É o que faz João Pedro Rodrigues. Inclusive ao re-encenar a célebre pregação do franciscano aos peixes, utilizando um trecho de um sermão, não do próprio, mas de outro Antônio: Vieira. Ambos, entre os maiores pregadores católicos da história, e o primeiro Antônio, doutor da Igreja. (É chamado, entre os portugueses, Santo António de Lisboa --- para reforçar seu lugar de nascimento e educação, quando em qualquer outra parte é conhecido como Santo Antônio de Pádua. (Portugal e Pádua são os dois locais que, por sinal, aparecem em O Ornitólogo). Este Santo Antônio é o mesmo que comemoramos na abertura do ciclo junino. O santo casamenteiro, porque há histórias de que era um conciliador de casais, em sua hagiografia).

A beleza dos planos iniciais, certa coerência da trama --- até ser atacada por regimes de imagem e sons incompatíveis com o tom geral dos dispositivos tomados na primeira parte --- sustentam este filme contra alguns de seus não pequenos deslizes. O final, com Tomé em sua roupa de brincante, pulando à beira de uma auto-estrada, mãos dadas a Santo Antônio, à entrada de Pádua (Padova), contrasta com a sobriedade e o ascetismo da solitária jornada do ornitólogo nos bosques do Minho. Tivesse tudo se resolvido nessa primeira locação, e talvez o filme também houvesse guardado mais unidade, e o tom sublime do início. Mas esse final à happy-end hollywoodiano quase entrega a coisa toda. Ou o leva para uma Disneylândia do prazer e da vitória, que é a marca, algo publicitária, de nosso tempo, ao referendar a vitória de algo.

De qualquer forma, é uma produção que indica novos rumos a um nicho que parecia produzir filmes sem muitas ideias.

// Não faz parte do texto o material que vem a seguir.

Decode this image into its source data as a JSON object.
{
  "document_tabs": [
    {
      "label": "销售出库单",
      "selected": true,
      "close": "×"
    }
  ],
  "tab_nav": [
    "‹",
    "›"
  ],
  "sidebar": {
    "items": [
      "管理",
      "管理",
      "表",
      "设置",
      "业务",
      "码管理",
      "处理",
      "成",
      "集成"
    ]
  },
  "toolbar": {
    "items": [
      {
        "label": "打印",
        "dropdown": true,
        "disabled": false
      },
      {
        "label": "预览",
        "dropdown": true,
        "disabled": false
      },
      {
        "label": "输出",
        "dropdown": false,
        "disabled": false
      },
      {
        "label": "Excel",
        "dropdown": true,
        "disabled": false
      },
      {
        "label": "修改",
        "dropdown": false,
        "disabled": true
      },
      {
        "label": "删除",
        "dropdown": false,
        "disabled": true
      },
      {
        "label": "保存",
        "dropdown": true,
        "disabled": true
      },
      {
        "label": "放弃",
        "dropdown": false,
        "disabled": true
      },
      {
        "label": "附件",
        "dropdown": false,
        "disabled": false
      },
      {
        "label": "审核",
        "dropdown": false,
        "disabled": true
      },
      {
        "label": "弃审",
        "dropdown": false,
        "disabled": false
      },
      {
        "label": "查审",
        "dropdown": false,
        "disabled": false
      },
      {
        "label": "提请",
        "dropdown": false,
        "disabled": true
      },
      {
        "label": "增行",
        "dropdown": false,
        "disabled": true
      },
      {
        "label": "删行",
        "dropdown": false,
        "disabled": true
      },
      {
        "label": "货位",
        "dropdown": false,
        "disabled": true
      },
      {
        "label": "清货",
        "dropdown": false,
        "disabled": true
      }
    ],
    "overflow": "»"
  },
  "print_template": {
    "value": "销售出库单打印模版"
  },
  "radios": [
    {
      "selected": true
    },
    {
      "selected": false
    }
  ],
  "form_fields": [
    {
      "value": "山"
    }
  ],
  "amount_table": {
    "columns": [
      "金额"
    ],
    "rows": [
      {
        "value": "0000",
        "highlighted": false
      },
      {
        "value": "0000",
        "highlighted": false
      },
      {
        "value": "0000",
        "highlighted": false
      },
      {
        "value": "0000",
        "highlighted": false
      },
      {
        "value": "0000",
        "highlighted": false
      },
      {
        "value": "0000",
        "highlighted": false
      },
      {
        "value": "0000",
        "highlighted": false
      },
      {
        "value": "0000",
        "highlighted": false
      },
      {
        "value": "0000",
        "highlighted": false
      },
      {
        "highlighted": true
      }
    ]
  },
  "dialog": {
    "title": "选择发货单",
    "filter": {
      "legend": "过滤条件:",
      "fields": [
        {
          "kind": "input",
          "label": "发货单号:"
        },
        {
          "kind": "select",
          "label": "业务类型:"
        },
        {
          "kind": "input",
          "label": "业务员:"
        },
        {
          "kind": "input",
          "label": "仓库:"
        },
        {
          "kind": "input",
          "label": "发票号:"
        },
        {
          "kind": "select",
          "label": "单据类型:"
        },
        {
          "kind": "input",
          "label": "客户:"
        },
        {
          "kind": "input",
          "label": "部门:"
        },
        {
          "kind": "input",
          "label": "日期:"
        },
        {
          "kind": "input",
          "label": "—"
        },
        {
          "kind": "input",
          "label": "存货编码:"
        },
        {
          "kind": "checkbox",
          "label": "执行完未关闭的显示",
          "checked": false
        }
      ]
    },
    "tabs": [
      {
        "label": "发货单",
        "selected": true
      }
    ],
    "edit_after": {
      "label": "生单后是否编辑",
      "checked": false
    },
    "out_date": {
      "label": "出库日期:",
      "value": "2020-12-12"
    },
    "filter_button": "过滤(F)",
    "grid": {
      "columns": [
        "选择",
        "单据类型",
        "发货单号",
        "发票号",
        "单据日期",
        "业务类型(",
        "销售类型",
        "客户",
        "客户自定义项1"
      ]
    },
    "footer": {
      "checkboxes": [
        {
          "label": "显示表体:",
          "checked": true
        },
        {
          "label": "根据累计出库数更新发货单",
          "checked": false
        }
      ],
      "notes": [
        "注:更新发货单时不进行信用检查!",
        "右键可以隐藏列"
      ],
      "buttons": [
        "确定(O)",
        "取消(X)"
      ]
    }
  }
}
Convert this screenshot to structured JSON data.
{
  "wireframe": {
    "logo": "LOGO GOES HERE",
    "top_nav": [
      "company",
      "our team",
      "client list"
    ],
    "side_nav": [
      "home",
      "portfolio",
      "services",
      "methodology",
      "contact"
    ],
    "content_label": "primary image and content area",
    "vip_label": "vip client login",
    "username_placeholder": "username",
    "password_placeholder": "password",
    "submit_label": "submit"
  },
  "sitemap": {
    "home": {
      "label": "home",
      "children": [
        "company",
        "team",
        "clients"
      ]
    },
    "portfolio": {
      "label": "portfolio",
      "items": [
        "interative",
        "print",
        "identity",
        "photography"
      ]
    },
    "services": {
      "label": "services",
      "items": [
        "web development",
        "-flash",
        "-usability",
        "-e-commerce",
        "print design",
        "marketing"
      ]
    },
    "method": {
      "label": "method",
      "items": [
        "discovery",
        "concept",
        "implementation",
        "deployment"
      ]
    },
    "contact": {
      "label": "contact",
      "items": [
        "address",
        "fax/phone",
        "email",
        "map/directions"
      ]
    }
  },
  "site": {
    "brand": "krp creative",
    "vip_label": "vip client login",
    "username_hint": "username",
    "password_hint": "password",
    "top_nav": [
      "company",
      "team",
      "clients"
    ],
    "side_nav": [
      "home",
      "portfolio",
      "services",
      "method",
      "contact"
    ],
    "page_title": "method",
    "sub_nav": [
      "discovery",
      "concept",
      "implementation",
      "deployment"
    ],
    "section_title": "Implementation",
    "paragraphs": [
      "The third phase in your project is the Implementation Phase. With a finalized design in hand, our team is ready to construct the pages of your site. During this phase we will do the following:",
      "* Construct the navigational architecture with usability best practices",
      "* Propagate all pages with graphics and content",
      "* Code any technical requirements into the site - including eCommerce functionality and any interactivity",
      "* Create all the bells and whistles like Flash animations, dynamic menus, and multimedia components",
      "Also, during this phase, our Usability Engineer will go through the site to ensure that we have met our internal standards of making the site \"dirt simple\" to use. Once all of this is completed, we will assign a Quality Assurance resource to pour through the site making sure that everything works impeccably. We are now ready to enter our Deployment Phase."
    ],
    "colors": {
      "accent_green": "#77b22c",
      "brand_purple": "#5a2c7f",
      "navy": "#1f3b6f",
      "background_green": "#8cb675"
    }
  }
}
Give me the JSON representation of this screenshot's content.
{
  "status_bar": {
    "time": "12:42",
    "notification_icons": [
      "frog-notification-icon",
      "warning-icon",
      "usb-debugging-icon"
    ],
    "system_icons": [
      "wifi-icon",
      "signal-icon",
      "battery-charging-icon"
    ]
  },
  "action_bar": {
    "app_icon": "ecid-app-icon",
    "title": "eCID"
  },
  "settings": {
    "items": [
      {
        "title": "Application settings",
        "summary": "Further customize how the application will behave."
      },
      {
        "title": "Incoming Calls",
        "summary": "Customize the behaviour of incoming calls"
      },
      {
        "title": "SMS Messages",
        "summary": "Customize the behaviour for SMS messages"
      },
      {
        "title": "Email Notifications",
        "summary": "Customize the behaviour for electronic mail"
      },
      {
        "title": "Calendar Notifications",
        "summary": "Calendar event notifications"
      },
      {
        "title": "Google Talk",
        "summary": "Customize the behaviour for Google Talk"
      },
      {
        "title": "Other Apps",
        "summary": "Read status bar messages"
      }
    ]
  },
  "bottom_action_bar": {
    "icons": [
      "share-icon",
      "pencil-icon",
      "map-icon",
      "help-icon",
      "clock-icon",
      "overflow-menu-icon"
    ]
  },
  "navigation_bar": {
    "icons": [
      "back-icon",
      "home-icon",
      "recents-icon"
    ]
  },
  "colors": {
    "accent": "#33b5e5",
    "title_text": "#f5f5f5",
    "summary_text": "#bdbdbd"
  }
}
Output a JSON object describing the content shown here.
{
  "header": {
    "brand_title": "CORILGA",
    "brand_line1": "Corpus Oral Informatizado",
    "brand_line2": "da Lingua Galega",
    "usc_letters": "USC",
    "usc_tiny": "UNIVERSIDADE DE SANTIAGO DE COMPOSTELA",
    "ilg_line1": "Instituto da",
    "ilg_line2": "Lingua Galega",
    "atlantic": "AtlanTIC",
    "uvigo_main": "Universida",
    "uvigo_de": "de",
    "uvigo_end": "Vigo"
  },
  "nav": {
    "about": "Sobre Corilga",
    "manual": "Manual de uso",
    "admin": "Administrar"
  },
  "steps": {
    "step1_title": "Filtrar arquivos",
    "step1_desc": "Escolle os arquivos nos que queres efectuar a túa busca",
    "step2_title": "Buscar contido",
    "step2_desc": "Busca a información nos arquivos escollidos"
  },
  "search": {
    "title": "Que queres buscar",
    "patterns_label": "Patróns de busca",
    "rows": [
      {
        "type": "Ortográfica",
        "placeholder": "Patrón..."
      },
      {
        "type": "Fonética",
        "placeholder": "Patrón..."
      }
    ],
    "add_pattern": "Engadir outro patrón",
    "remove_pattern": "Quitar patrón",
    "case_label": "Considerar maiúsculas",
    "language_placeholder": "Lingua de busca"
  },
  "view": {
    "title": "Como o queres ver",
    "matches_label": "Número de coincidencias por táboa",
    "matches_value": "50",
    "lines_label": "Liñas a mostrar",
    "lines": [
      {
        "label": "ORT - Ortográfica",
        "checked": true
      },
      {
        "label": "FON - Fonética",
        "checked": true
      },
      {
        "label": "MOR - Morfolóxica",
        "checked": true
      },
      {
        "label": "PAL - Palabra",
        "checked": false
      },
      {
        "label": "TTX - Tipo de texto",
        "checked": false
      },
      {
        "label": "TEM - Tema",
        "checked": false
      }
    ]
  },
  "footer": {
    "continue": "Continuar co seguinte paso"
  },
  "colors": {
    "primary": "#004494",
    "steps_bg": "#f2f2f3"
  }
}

Apenas a partir da defesa incondicional de uma causa justa. Ou da inerente outridade da condição gay. Ocorre que para defender uma causa, mesmo justa, não basta estar com a razão, ou dotar-se de um olhar incomum. É preciso também fundamentar essa defesa: apresentá-la com uma história coerente, atraente, e uma ideia engenhosa. Quando se dá, então, uma apropriação de motivos históricos e tradicionais de um modo tão perspicaz quanto neste filme --- deslocando-os mas aludindo-os --- é algo a merecer todo o aplauso. Ainda que o resultado, ao final, pudesse ter surtido mais sagaz.